Essen. Thyssenkrupp lotet die Chancen für einen Stahl-Deal mit dem schwedischen Konzern SSAB aus. Sogenannte Clean Teams sollen die Arbeit aufnehmen.
Mitten in der Corona-Krise lotet Thyssenkrupp die Chancen für eine neue Stahlfusion aus. Als mögliches Szenario gilt ein Deal mit dem schwedischen Konkurrenten SSAB. Aus Konzernkreisen ist zu hören, dass beide Seiten intensiv mit dem Thema befasst sind. Sogenannte Clean Teams, die auch wettbewerbsrechtlich relevante Daten austauschen dürfen, nehmen demnach in Kürze ihre Arbeit auf. Als Optionen für Thyssenkrupp gelten allerdings auch eine deutsche Fusion mit den Konzernen Salzgitter und Saarstahl sowie eine Neuauflage des zuletzt gescheiterten Bündnisses mit dem Europaableger des indischen Mischkonzerns Tata.

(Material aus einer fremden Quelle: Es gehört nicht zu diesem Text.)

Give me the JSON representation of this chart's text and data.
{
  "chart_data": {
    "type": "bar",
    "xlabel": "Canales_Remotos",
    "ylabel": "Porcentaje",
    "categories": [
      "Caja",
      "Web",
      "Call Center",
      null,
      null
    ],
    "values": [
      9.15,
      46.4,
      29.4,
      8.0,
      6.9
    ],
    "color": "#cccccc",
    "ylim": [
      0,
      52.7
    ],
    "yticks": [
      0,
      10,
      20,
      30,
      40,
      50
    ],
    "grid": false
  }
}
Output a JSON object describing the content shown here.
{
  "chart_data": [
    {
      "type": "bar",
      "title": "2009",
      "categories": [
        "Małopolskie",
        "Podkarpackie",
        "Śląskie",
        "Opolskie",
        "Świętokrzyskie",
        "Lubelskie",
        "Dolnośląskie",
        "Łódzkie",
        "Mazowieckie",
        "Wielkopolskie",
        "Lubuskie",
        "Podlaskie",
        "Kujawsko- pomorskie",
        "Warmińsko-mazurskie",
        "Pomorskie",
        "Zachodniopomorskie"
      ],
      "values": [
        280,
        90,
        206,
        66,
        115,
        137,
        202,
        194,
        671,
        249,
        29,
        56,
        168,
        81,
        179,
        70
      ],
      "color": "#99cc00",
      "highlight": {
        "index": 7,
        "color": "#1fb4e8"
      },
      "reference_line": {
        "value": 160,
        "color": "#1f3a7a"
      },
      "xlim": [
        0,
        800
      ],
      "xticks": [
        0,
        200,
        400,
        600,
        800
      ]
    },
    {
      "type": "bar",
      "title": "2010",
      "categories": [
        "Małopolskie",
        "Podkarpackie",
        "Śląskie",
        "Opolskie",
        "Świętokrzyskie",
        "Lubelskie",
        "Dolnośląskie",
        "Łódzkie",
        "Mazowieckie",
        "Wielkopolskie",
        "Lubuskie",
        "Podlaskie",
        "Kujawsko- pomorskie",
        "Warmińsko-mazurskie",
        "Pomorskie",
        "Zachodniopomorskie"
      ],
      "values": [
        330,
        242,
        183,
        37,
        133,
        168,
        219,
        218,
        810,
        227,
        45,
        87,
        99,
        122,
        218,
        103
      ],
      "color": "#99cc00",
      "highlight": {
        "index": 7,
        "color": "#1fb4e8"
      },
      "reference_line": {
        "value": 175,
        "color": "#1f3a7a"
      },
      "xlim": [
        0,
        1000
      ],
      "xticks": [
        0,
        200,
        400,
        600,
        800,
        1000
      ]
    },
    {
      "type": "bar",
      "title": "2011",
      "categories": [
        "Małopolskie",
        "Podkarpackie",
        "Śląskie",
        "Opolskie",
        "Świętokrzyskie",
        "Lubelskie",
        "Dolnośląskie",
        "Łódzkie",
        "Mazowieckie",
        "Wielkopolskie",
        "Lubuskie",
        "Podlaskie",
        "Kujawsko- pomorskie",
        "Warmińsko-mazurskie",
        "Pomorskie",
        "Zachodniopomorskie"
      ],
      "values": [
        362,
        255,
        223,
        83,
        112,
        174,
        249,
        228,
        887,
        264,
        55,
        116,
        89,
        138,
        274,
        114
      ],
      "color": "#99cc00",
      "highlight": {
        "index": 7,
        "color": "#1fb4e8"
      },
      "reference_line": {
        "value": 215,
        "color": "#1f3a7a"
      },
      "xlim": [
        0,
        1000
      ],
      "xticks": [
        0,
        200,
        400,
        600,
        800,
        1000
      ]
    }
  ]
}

Thyssenkrupp-Chefin Martina Merz hatte Mitte Mai erklärt, ihr Konzern prüfe verschiedene Szenarien für die Stahlsparte – und zwar „ohne Denkverbote“. Auch eine Trennung von der Mehrheit der Anteile sei möglich, sagte Merz.
Die Thyssenkrupp-Stahlsparte, in der knapp 28.000 Mitarbeiter beschäftigt sind, ist aufgrund der großen Werke in Städten wie Duisburg, Bochum und Dortmund insbesondere für NRW relevant.
Thyssenkrupp-Chefin Merz und der „Optionen-Raum“
Wie ernsthaft das Thyssenkrupp-Management die Fusionsoptionen prüft, belegt der absehbare Start der Clean Teams im Fall SSAB. Sollte es ein Ergebnis geben, entstünde ein neuer europäischer Stahlriese. Der SSAB-Konzern mit Sitz in Stockholm beschäftigt eigenen Angaben zufolge rund 14.000 Mitarbeiter in mehr als 50 Ländern. Bei einem Zusammenschluss kämen zur Thyssenkrupp-Jahresproduktion in Höhe von 11,3 Millionen Tonnen rund 7,6 Millionen Tonnen hinzu.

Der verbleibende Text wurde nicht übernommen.